Good Cardiovascular News from the SGLT2 Inhibitor Class?
SOURCE: Zinman B, et al. Empagliflozin, cardiovascular outcomes, and mortality in type 2 diabetes. N Engl J Med 2015;373:2117-2128.
Current FDA regulations require that new pharmacologic agents to treat diabetes must demonstrate cardiovascular safety in addition to glucose lowering. The rationale for this stipulation is that some very early clinical trials with sulfonylureas in type 2 diabetes (T2DM) suggested a negative effect on cardiovascular outcomes, and successive clinical trials have failed to demonstrate statistically significant improvements in cardiovascular outcomes, despite excellent glucose control. Indeed, the Action to Control Cardiovascular Risk in Diabetes (ACCORD) trial suggested a potential worsening of cardiovascular outcomes and mortality in tightly controlled T2DM patients (A1c < 6.5).
The cardiovascular safety trial for empagliflozin, a sodium-glucose co-transporter 2 (SGLT2) inhibitor, is known as the EMPA-REG trial. Investigators randomized T2DM patients (n = 7020) to empagliflozin or placebo for 3 years. At the conclusion of the trial, the primary outcome (a composite of death from cardiovascular cases, nonfatal myocardial infarction, and nonfatal stroke) was 14% better in the treatment group than placebo (absolute risk reduction 1.7%).

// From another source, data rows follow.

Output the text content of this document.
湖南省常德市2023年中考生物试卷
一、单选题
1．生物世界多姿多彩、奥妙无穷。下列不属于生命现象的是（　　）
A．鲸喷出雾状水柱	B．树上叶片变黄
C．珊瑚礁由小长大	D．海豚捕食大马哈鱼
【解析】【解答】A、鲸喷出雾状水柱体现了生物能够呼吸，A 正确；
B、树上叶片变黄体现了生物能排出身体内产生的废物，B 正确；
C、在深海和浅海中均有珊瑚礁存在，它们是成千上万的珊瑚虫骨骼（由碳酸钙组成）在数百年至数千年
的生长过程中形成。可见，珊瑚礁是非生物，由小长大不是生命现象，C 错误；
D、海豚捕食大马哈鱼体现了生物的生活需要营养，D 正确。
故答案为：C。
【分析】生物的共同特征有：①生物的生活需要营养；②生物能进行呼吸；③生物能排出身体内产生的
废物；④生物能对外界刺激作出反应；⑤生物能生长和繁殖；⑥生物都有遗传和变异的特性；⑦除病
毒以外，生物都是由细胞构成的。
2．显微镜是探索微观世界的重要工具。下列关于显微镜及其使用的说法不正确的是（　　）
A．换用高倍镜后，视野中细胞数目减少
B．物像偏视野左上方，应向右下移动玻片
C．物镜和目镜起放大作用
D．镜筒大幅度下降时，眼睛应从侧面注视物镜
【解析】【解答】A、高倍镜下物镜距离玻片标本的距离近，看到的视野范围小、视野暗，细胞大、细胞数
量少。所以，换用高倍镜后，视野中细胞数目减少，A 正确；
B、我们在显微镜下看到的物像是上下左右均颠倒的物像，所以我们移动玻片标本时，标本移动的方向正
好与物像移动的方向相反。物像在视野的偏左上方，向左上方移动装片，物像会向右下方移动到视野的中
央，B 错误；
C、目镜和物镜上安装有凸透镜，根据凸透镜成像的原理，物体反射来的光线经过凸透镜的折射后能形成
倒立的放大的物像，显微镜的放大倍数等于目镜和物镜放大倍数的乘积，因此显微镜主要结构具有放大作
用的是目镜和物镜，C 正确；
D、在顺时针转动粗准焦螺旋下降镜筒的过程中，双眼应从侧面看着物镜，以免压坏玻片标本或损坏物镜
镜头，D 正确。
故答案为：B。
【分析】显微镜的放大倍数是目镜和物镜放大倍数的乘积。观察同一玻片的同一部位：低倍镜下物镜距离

While these results were the source of much celebration when presented at the European Association for the Study of Diabetes meeting in Stockholm, Sweden, in September 2015, there are reasons for pause. First, clinical trials with two other SGLT2 inhibitors (dapagliflozin, canagliflozin), which work by essentially comparable mechanisms, have not yet completed their cardiovascular safety trials. On the other hand, the cardiovascular outcomes from trial data thus far accrued with both of these other agents does not suggest cardiovascular risk reduction. Until FDA-mandated cardiovascular risk trials are completed with each of the agents in this class, whether individual agents might provide particular cardiovascular benefits or not will remain speculative. Second, it is difficult to reconcile how a trial that did not show a reduction in fatal or nonfatal myocardial infarction and did not show a reduction in fatal or nonfatal stroke achieved a reduction in cardiovascular mortality. Isn’t the combination of stroke + myocardial infarction the primary constituent of cardiovascular mortality?
For the time being, physicians will have to defer to the statistical wisdom of clinical trial data experts to decipher this intuitively self-contradictory result. While some physicians may want to celebrate the possible discovery of a pharmacologic treatment for T2DM associated with improved cardiovascular outcomes, I am not there yet.
The widely celebrated results of a recent landmark trial give at least one physician reasons to pause.